After studying c++ for about a month, I decided to learn the main principles working with Juce. Indeed, my questions may be divided into separate threads. But at least for the time, I don't do that yet. After reviewing c++ programming tutorials by thenewboston, I understood the main principles underlying c++. I also have a little bit of experience with qt framework. By returning to the point, I need to configure a juce library to work with VS 2015. Introjucer is not appropriate in this case, because I need some external tools, such as astyle and some VS extensions. As I know, Juce c++ library consists of .h header modules. On the basis of the official juce examples from the download page, I understand that is required to drop and drop .h files to solution explorer of VS. It's being done in the official examples. However, it's inappropriate to compile the examples immediately. As far as I know, some configuration of project properties is required in every VS project. As I know, it's required to configure some properties: package dependencies, libraries, linker, etc.  And so, what is the specific configuration, that is required in order for the juce to work well with Visual Studio?

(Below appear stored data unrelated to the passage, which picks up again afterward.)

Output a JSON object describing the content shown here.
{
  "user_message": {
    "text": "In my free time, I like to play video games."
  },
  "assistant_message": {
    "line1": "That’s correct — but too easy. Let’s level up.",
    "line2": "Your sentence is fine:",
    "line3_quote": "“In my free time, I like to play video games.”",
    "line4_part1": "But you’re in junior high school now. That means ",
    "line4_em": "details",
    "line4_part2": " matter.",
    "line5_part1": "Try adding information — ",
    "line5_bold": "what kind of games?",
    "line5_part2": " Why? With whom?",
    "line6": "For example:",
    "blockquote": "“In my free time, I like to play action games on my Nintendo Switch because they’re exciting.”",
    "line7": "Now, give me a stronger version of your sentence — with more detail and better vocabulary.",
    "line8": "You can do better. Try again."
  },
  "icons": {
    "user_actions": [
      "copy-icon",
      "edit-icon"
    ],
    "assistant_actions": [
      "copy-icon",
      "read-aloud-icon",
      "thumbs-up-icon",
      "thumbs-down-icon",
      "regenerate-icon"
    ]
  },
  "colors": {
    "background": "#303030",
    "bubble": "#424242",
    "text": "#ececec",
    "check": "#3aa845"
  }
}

Sorry if this comes across as condescending, it isn't meant that way at all!  Your main issue here is that you're super new to C++ and don't really understand what's happening yet, which is expected since C++ is relatively pretty complicated in general.  JUCE isn't the most straightforward for beginners either.  The scary (exciting?) thing you'll figure out soon is that you do not, in fact, understand the principles underlying C++ yet, but you will!

That said, your specific issue here is that you can and should be using the Introjucer to set all of this up, because it's 100% appropriate and will save you from a LOT of the kinds of headaches you're having now.  It will generate every bit of the configuration for VS2015 with a couple clicks, so you don't have to do any of what you're trying to do now.  You can use it with literally any other external tools/libraries/extensions because it doesn't replace Visual Studio and it's not a compiler.  ALL it does is automatically configure Visual Studio so that IT can compile and build your project.

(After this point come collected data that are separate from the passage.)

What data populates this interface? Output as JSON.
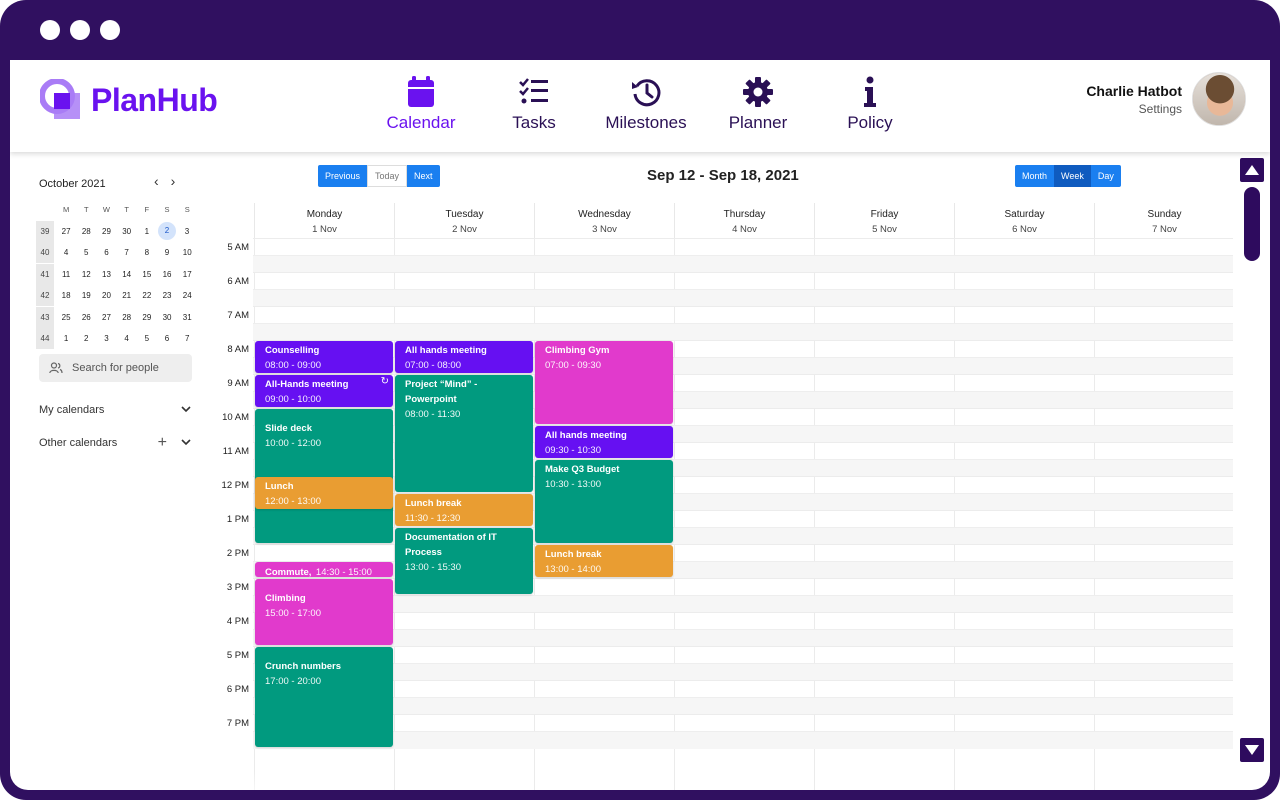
{
  "app": {
    "name": "PlanHub"
  },
  "nav": [
    {
      "label": "Calendar",
      "icon": "calendar-icon",
      "active": true
    },
    {
      "label": "Tasks",
      "icon": "tasks-icon",
      "active": false
    },
    {
      "label": "Milestones",
      "icon": "history-icon",
      "active": false
    },
    {
      "label": "Planner",
      "icon": "gear-icon",
      "active": false
    },
    {
      "label": "Policy",
      "icon": "info-icon",
      "active": false
    }
  ],
  "user": {
    "name": "Charlie Hatbot",
    "settings_label": "Settings"
  },
  "mini_calendar": {
    "title": "October 2021",
    "weekday_headers": [
      "M",
      "T",
      "W",
      "T",
      "F",
      "S",
      "S"
    ],
    "weeks": [
      {
        "week": "39",
        "days": [
          "27",
          "28",
          "29",
          "30",
          "1",
          "2",
          "3"
        ]
      },
      {
        "week": "40",
        "days": [
          "4",
          "5",
          "6",
          "7",
          "8",
          "9",
          "10"
        ]
      },
      {
        "week": "41",
        "days": [
          "11",
          "12",
          "13",
          "14",
          "15",
          "16",
          "17"
        ]
      },
      {
        "week": "42",
        "days": [
          "18",
          "19",
          "20",
          "21",
          "22",
          "23",
          "24"
        ]
      },
      {
        "week": "43",
        "days": [
          "25",
          "26",
          "27",
          "28",
          "29",
          "30",
          "31"
        ]
      },
      {
        "week": "44",
        "days": [
          "1",
          "2",
          "3",
          "4",
          "5",
          "6",
          "7"
        ]
      }
    ],
    "selected_day": "2"
  },
  "search": {
    "placeholder": "Search for people"
  },
  "sidebar": {
    "my_calendars": "My calendars",
    "other_calendars": "Other calendars"
  },
  "toolbar": {
    "previous": "Previous",
    "today": "Today",
    "next": "Next",
    "range": "Sep 12 - Sep 18, 2021",
    "month": "Month",
    "week": "Week",
    "day": "Day",
    "active_view": "Week"
  },
  "days": [
    {
      "name": "Monday",
      "date": "1 Nov"
    },
    {
      "name": "Tuesday",
      "date": "2 Nov"
    },
    {
      "name": "Wednesday",
      "date": "3 Nov"
    },
    {
      "name": "Thursday",
      "date": "4 Nov"
    },
    {
      "name": "Friday",
      "date": "5 Nov"
    },
    {
      "name": "Saturday",
      "date": "6 Nov"
    },
    {
      "name": "Sunday",
      "date": "7 Nov"
    }
  ],
  "hours": [
    "5 AM",
    "6 AM",
    "7 AM",
    "8 AM",
    "9 AM",
    "10 AM",
    "11 AM",
    "12 PM",
    "1 PM",
    "2 PM",
    "3 PM",
    "4 PM",
    "5 PM",
    "6 PM",
    "7 PM"
  ],
  "colors": {
    "brand": "#6a12ef",
    "purple": "#6610f2",
    "green": "#019a7f",
    "orange": "#e99d32",
    "magenta": "#e13acc",
    "frame": "#301060"
  },
  "events": [
    {
      "day": 0,
      "title": "Counselling",
      "time": "08:00 - 09:00",
      "start": 8,
      "end": 9,
      "color": "purple"
    },
    {
      "day": 0,
      "title": "All-Hands meeting",
      "time": "09:00 - 10:00",
      "start": 9,
      "end": 10,
      "color": "purple",
      "recurring": true
    },
    {
      "day": 0,
      "title": "Slide deck",
      "time": "10:00 - 12:00",
      "start": 10,
      "end": 14,
      "color": "green",
      "padtop": true
    },
    {
      "day": 0,
      "title": "Lunch",
      "time": "12:00 - 13:00",
      "start": 12,
      "end": 13,
      "color": "orange"
    },
    {
      "day": 0,
      "title": "Commute,",
      "time": "14:30 - 15:00",
      "start": 14.5,
      "end": 15,
      "color": "magenta",
      "inline": true
    },
    {
      "day": 0,
      "title": "Climbing",
      "time": "15:00 - 17:00",
      "start": 15,
      "end": 17,
      "color": "magenta",
      "padtop": true
    },
    {
      "day": 0,
      "title": "Crunch numbers",
      "time": "17:00 - 20:00",
      "start": 17,
      "end": 20,
      "color": "green",
      "padtop": true
    },
    {
      "day": 1,
      "title": "All hands meeting",
      "time": "07:00 - 08:00",
      "start": 8,
      "end": 9,
      "color": "purple"
    },
    {
      "day": 1,
      "title": "Project “Mind” - Powerpoint",
      "time": "08:00 - 11:30",
      "start": 9,
      "end": 12.5,
      "color": "green"
    },
    {
      "day": 1,
      "title": "Lunch break",
      "time": "11:30 - 12:30",
      "start": 12.5,
      "end": 13.5,
      "color": "orange"
    },
    {
      "day": 1,
      "title": "Documentation of IT Process",
      "time": "13:00 - 15:30",
      "start": 13.5,
      "end": 15.5,
      "color": "green"
    },
    {
      "day": 2,
      "title": "Climbing Gym",
      "time": "07:00 - 09:30",
      "start": 8,
      "end": 10.5,
      "color": "magenta"
    },
    {
      "day": 2,
      "title": "All hands meeting",
      "time": "09:30 - 10:30",
      "start": 10.5,
      "end": 11.5,
      "color": "purple"
    },
    {
      "day": 2,
      "title": "Make Q3 Budget",
      "time": "10:30 - 13:00",
      "start": 11.5,
      "end": 14,
      "color": "green"
    },
    {
      "day": 2,
      "title": "Lunch break",
      "time": "13:00 - 14:00",
      "start": 14,
      "end": 15,
      "color": "orange"
    }
  ]
}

1) Astyle is not something you need with Visual Studio, VS can format your code automatically or on-demand natively. Don't even bother with Astyle at all.

2) VS Extensions are exactly that: Extensions to Visual Studio.  They're 100% independent of the application you're writing, be it JUCE or native C++ or anything else.  They have absolutely nothing to do with C++, JUCE, or the Introjucer.

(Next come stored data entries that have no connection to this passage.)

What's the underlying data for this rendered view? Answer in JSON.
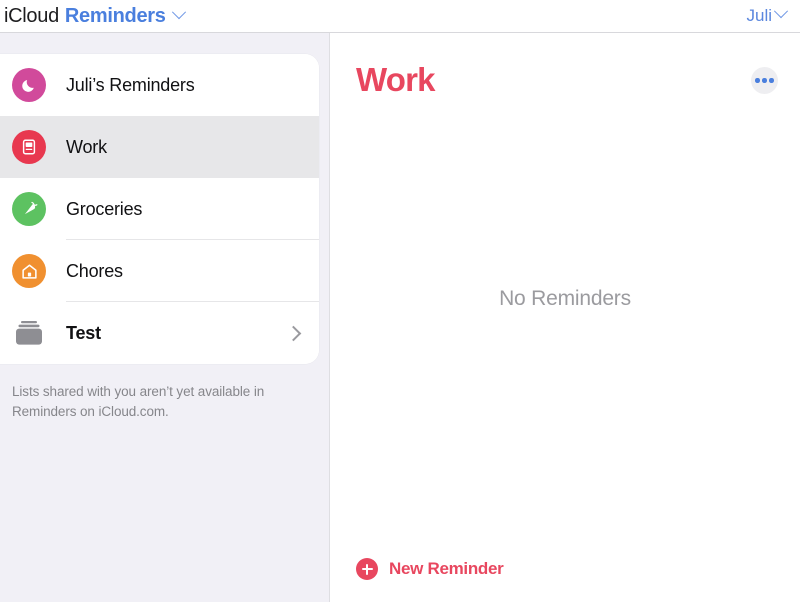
{
  "header": {
    "brand_primary": "iCloud",
    "brand_app": "Reminders",
    "brand_chevron_icon": "chevron-down-icon",
    "account_name": "Juli",
    "account_chevron_icon": "chevron-down-icon"
  },
  "sidebar": {
    "lists": [
      {
        "label": "Juli’s Reminders",
        "icon": "moon-icon",
        "color": "#d14a9b",
        "selected": false,
        "bold": false,
        "separator": false,
        "chevron": false
      },
      {
        "label": "Work",
        "icon": "computer-icon",
        "color": "#e8384f",
        "selected": true,
        "bold": false,
        "separator": false,
        "chevron": false
      },
      {
        "label": "Groceries",
        "icon": "carrot-icon",
        "color": "#5dc261",
        "selected": false,
        "bold": false,
        "separator": true,
        "chevron": false
      },
      {
        "label": "Chores",
        "icon": "house-icon",
        "color": "#f09030",
        "selected": false,
        "bold": false,
        "separator": true,
        "chevron": false
      },
      {
        "label": "Test",
        "icon": "group-folder-icon",
        "color": "#8e8e93",
        "selected": false,
        "bold": true,
        "separator": false,
        "chevron": true
      }
    ],
    "note": "Lists shared with you aren’t yet available in Reminders on iCloud.com."
  },
  "main": {
    "title": "Work",
    "title_color": "#e8475f",
    "more_button_icon": "more-options-icon",
    "empty_state": "No Reminders",
    "new_reminder_label": "New Reminder",
    "new_reminder_icon": "plus-circle-icon"
  }
}
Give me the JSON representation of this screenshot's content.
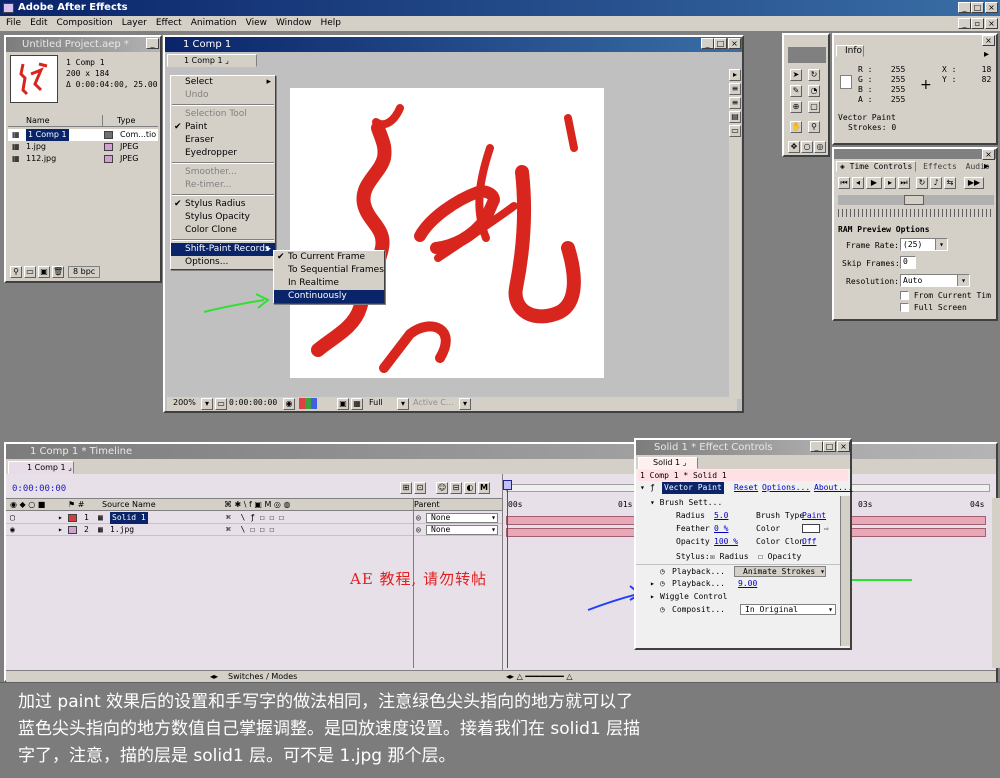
{
  "app": {
    "title": "Adobe After Effects",
    "menu": [
      "File",
      "Edit",
      "Composition",
      "Layer",
      "Effect",
      "Animation",
      "View",
      "Window",
      "Help"
    ]
  },
  "project": {
    "title": "Untitled Project.aep *",
    "comp_name": "1 Comp 1",
    "comp_size": "200 x 184",
    "comp_dur": "Δ 0:00:04:00, 25.00",
    "headers": [
      "Name",
      "Type"
    ],
    "items": [
      {
        "name": "1 Comp 1",
        "type": "Com...tio",
        "color": "#707070"
      },
      {
        "name": "1.jpg",
        "type": "JPEG",
        "color": "#d0a0d0"
      },
      {
        "name": "112.jpg",
        "type": "JPEG",
        "color": "#d0a0d0"
      }
    ],
    "bpc": "8 bpc"
  },
  "comp": {
    "title": "1 Comp 1",
    "tab": "1 Comp 1",
    "zoom": "200%",
    "time": "0:00:00:00",
    "res": "Full",
    "view": "Active C..."
  },
  "context_menu": {
    "items": [
      {
        "label": "Select",
        "sub": true
      },
      {
        "label": "Undo",
        "dis": true
      },
      {
        "sep": true
      },
      {
        "label": "Selection Tool",
        "dis": true
      },
      {
        "label": "Paint",
        "chk": true
      },
      {
        "label": "Eraser"
      },
      {
        "label": "Eyedropper"
      },
      {
        "sep": true
      },
      {
        "label": "Smoother...",
        "dis": true
      },
      {
        "label": "Re-timer...",
        "dis": true
      },
      {
        "sep": true
      },
      {
        "label": "Stylus Radius",
        "chk": true
      },
      {
        "label": "Stylus Opacity"
      },
      {
        "label": "Color Clone"
      },
      {
        "sep": true
      },
      {
        "label": "Shift-Paint Records",
        "sub": true,
        "sel": true
      },
      {
        "label": "Options..."
      }
    ],
    "submenu": [
      {
        "label": "To Current Frame",
        "chk": true
      },
      {
        "label": "To Sequential Frames"
      },
      {
        "label": "In Realtime"
      },
      {
        "label": "Continuously",
        "sel": true
      }
    ]
  },
  "info": {
    "tab": "Info",
    "r": "255",
    "g": "255",
    "b": "255",
    "a": "255",
    "x": "18",
    "y": "82",
    "lines": [
      "Vector Paint",
      "Strokes: 0"
    ]
  },
  "time_controls": {
    "tab1": "Time Controls",
    "tab2": "Effects",
    "tab3": "Audio",
    "heading": "RAM Preview Options",
    "frame_rate_label": "Frame Rate:",
    "frame_rate": "(25)",
    "skip_label": "Skip Frames:",
    "skip": "0",
    "res_label": "Resolution:",
    "res": "Auto",
    "cb1": "From Current Tim",
    "cb2": "Full Screen"
  },
  "timeline": {
    "title": "1 Comp 1 * Timeline",
    "tab": "1 Comp 1",
    "time": "0:00:00:00",
    "headers": [
      "Source Name",
      "Parent"
    ],
    "layers": [
      {
        "num": "1",
        "name": "Solid 1",
        "parent": "None",
        "color": "#d04040"
      },
      {
        "num": "2",
        "name": "1.jpg",
        "parent": "None",
        "color": "#d0a0d0"
      }
    ],
    "ruler": [
      "00s",
      "01s",
      "03s",
      "04s"
    ],
    "footer": "Switches / Modes",
    "watermark": "AE 教程, 请勿转帖"
  },
  "effect_controls": {
    "title": "Solid 1 * Effect Controls",
    "tab": "Solid 1",
    "path": "1 Comp 1 * Solid 1",
    "effect": "Vector Paint",
    "reset": "Reset",
    "options": "Options...",
    "about": "About...",
    "brush": "Brush Sett...",
    "radius_l": "Radius",
    "radius": "5.0",
    "feather_l": "Feather",
    "feather": "0 %",
    "opacity_l": "Opacity",
    "opacity": "100 %",
    "btype_l": "Brush Type",
    "btype": "Paint",
    "color_l": "Color",
    "cclone_l": "Color Clon",
    "cclone": "Off",
    "stylus": "Stylus:",
    "s_radius": "Radius",
    "s_opacity": "Opacity",
    "pb1": "Playback...",
    "pb1v": "Animate Strokes",
    "pb2": "Playback...",
    "pb2v": "9.00",
    "wiggle": "Wiggle Control",
    "comp": "Composit...",
    "compv": "In Original"
  },
  "caption": {
    "lines": [
      "加过 paint 效果后的设置和手写字的做法相同，注意绿色尖头指向的地方就可以了",
      "蓝色尖头指向的地方数值自己掌握调整。是回放速度设置。接着我们在 solid1 层描",
      "字了，注意，描的层是 solid1 层。可不是 1.jpg 那个层。"
    ]
  },
  "colors": {
    "title_active": "#0a246a",
    "paint_red": "#d8261e",
    "panel": "#d4d0c8"
  }
}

3) Even if you end up using actual external, independent frameworks/libraries, these are ALL compatible with the IntroJucer.  It has fields for configuring all of them within the Introjucer GUI. Example: I have an Introjucer-created project that also uses Boost, FFTW3, and Aquila, which were all set up through Introjucer.  At this point, you don't need to understand how to set this up, you can cross that bridge later.  It's just important to know that when you DO need to use something, it doesn't preclude your using the Introjucer.

If you go back and look at those official juce examples with this in mind, everything'll make sense.  In particular, because of the Introjucer, it actually IS appropriate (and desired) to compile those examples immediately, which is why the examples are shown in that manner.  The reason is because all of that configuration of project properties you listed IS what the Introjucer does.  It handles 100% of setting up all your dependencies, libraries, linker config, compiler options, etc and finishes by spitting out ALL of it already structured specifically for VS2015.  You run Introjucer, use it like the example shows, then open the result in VS2015 and hit Build.  It will compile, link, and run flawlessly with 0 config from you :)

Down the road, if you want to move away from the Introjucer for some reason, that's fine, but use it now so you can concentrate on learning C++ and Juce rather than pounding your face into a wall repeatedly.  If you haven't already found it, http://www.redwoodaudio.net/Tutorials/juce_for_vst_development__intro.html is a really nice tutorial series you can use along with the official example.  It will walk you through Introjucer to Visual Studio to writing and running a full plugin.

For info, I've just installed a fresh copy of Windows 10 and Visual Studio 2015. All works fine out of the box with the Introjucer...

Hi there,

we have some tutorials to help you get started with JUCE, including using it on Windows with Visual Studio 2015 (which works just fine by the way!)

http://learn.juce.com/tutorials

Check out "Getting started with the Introjucer".